When you form a Corporation or LLC, you need to pay a one-time filing fee to the state’s secretary of state office. Fees range from $50 to $500 or more. This is a one-time fee that should not have a significant impact on your bottom line over the lifetime of your business.Do not choose your State based solely on formation fees.
2. Annual fees and filings.
Most states charge an annual fee to maintain an LLC or Corporation. You’ll typically be required to submit an annual one-page report to the secretary of state’s office, along with a filing fee. Ohio and Alabama are the only two states that do not require some kind of annual or biannual report from corporations. Theses fees are minimal, although required. Do not choose your State based solely on annual filing fees.
3. Franchise taxes.
Many states impose franchise taxes in place of, or on top of, the annual report filing fee and state income taxes. A franchise tax is basically levied by the state on corporations and other business entities for the privilege of being incorporated or registered to transact business in the state. The method for calculating franchise taxes varies by state. For example, California charges an annual franchise tax based on income with a minimum tax of $800 per year, even if your business is losing money. Delaware bases its franchise tax on the number of shares and par value, meaning the amount isn’t significant for a small company with few assets and stockholders. Nevada and Wyoming have no franchise tax at all. This can be a significant factor in your decision. Many CA residents try to avoid the franchise tax by using a different State, only to discover later than CA will levy this tax for CA residents for even the most minimal amount of connection to CA. Know your State of filing and home State rules before deciding.
4. Legal system.
There are reasons why 64 percent of Fortune 500 companies are incorporated in Delaware, not least being Delaware has a separate court to resolve business disputes that lets judges decide instead of juries. Cases are often resolved more quickly than in other states. Many business owners prefer their case’s fate be determined by a judge who is experienced in business matters, rather than a jury. However, this advantage typically doesn’t apply to small businesses that will never have to contend with complex business litigation.

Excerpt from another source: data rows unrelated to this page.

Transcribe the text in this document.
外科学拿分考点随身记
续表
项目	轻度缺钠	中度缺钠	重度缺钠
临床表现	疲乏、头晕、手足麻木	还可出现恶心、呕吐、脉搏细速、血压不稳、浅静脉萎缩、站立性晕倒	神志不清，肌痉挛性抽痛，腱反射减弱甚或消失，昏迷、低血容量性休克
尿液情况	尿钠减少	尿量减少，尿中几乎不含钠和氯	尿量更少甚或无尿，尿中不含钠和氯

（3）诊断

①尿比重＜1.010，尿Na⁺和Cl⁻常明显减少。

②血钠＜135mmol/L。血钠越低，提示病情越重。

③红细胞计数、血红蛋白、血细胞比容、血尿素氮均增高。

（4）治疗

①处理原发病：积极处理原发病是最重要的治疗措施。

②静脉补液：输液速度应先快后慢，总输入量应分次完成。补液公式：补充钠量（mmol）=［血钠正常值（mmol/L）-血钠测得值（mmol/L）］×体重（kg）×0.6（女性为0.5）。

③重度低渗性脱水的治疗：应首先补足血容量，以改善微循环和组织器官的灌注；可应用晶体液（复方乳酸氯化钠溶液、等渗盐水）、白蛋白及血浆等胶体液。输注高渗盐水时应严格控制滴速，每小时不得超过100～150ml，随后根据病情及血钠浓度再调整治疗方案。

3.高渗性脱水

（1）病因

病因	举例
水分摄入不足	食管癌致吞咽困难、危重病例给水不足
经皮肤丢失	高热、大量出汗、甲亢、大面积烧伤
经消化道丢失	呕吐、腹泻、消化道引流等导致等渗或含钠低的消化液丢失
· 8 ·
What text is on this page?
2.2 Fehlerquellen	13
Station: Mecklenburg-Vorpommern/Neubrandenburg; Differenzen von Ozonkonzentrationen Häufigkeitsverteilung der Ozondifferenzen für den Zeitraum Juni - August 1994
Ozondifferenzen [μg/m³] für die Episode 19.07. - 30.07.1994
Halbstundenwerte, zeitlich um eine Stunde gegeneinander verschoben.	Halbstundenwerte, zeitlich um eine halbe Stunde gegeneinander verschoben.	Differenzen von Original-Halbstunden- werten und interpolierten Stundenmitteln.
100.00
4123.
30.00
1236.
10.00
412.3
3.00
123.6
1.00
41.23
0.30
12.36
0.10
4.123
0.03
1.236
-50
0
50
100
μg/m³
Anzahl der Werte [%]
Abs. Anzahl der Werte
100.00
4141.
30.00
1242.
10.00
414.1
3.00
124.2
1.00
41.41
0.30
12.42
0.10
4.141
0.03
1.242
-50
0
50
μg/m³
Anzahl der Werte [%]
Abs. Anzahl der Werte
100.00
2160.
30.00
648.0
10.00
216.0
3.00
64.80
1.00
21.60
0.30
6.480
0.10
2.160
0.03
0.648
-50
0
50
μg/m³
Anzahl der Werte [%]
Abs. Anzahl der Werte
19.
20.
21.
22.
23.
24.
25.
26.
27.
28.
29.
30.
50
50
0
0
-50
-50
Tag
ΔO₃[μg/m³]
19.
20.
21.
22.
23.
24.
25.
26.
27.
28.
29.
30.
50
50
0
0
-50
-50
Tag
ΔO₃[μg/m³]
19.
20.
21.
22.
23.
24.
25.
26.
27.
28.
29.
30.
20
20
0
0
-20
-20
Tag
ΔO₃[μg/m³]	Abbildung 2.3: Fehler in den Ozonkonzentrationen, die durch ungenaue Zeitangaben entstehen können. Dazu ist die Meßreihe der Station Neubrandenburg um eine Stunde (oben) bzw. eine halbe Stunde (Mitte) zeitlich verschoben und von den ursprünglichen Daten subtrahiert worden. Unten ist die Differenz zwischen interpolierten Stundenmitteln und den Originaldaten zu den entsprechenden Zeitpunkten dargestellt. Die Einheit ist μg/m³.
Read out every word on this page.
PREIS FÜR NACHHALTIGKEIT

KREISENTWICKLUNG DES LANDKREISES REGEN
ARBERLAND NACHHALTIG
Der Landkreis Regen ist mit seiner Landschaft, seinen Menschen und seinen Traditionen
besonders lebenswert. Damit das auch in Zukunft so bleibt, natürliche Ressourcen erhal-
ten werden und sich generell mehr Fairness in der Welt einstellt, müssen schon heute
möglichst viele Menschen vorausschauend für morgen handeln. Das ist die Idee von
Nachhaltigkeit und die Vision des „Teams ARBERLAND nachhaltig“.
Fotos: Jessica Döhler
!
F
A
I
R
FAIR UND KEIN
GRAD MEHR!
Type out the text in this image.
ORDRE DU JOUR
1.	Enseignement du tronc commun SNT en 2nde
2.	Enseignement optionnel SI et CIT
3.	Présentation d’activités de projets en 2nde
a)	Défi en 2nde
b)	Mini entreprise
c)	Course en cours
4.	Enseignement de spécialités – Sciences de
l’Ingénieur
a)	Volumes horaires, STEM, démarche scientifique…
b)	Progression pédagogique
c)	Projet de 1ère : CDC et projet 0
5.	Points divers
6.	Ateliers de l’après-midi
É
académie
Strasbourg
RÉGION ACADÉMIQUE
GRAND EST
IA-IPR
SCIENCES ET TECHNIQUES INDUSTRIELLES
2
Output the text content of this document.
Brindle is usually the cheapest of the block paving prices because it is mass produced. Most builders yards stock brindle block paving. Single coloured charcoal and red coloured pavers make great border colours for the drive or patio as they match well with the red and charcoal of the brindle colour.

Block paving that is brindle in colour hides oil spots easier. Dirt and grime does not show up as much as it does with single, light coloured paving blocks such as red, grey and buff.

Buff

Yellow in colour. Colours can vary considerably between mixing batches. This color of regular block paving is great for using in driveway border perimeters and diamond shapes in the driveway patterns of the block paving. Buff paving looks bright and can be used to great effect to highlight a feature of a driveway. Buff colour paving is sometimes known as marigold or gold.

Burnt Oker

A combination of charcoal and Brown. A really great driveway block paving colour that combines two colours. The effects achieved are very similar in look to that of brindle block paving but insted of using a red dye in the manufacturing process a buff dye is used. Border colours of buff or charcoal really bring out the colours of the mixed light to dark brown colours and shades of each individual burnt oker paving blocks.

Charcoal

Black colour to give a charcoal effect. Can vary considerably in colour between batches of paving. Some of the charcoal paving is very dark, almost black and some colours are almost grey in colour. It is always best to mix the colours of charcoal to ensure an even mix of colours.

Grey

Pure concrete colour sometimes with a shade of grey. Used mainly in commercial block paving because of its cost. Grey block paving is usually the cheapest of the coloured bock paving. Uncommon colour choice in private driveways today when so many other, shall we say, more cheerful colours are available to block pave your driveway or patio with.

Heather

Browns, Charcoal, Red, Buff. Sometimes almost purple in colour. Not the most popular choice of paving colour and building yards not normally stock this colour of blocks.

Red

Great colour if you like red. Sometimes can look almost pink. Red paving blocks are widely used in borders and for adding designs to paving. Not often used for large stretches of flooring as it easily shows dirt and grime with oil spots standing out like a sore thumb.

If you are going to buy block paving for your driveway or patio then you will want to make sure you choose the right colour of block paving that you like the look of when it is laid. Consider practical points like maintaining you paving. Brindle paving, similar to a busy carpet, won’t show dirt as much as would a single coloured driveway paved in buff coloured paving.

This concept does not apply to SDIRA clients. For ROBS clients who want to attract other investors, choice of State can make a huge difference. Many third party investors prefer to incorporate in Delaware or Nevada for its shareholder protection laws. Unless you want to attract passive investors to your business, ignore this idea. As the primary in control of your corporation, you will find that Delaware and Nevada offer little practical protection, radio ads touting differently notwithstanding.
6. State corporate income tax.
Six states levy no corporate income tax at all: Nevada, Ohio, South Dakota, Texas, Washington and Wyoming. However, Ohio, Texas and Washington have gross receipts taxes, which is a tax on the gross company revenues. Nevada, Wyoming and South Dakota have no state personal income tax. The lack of state corporate and personal income tax is a huge advantage for those businesses that are based In Nevada, Wyoming and South Dakota. However, these advantages do not apply to a business located in another state. For example, if your business is located and operates in California, you can’t avoid paying California state income taxes by incorporating in Nevada. You will be subject to the tax laws of whatever state you operate in.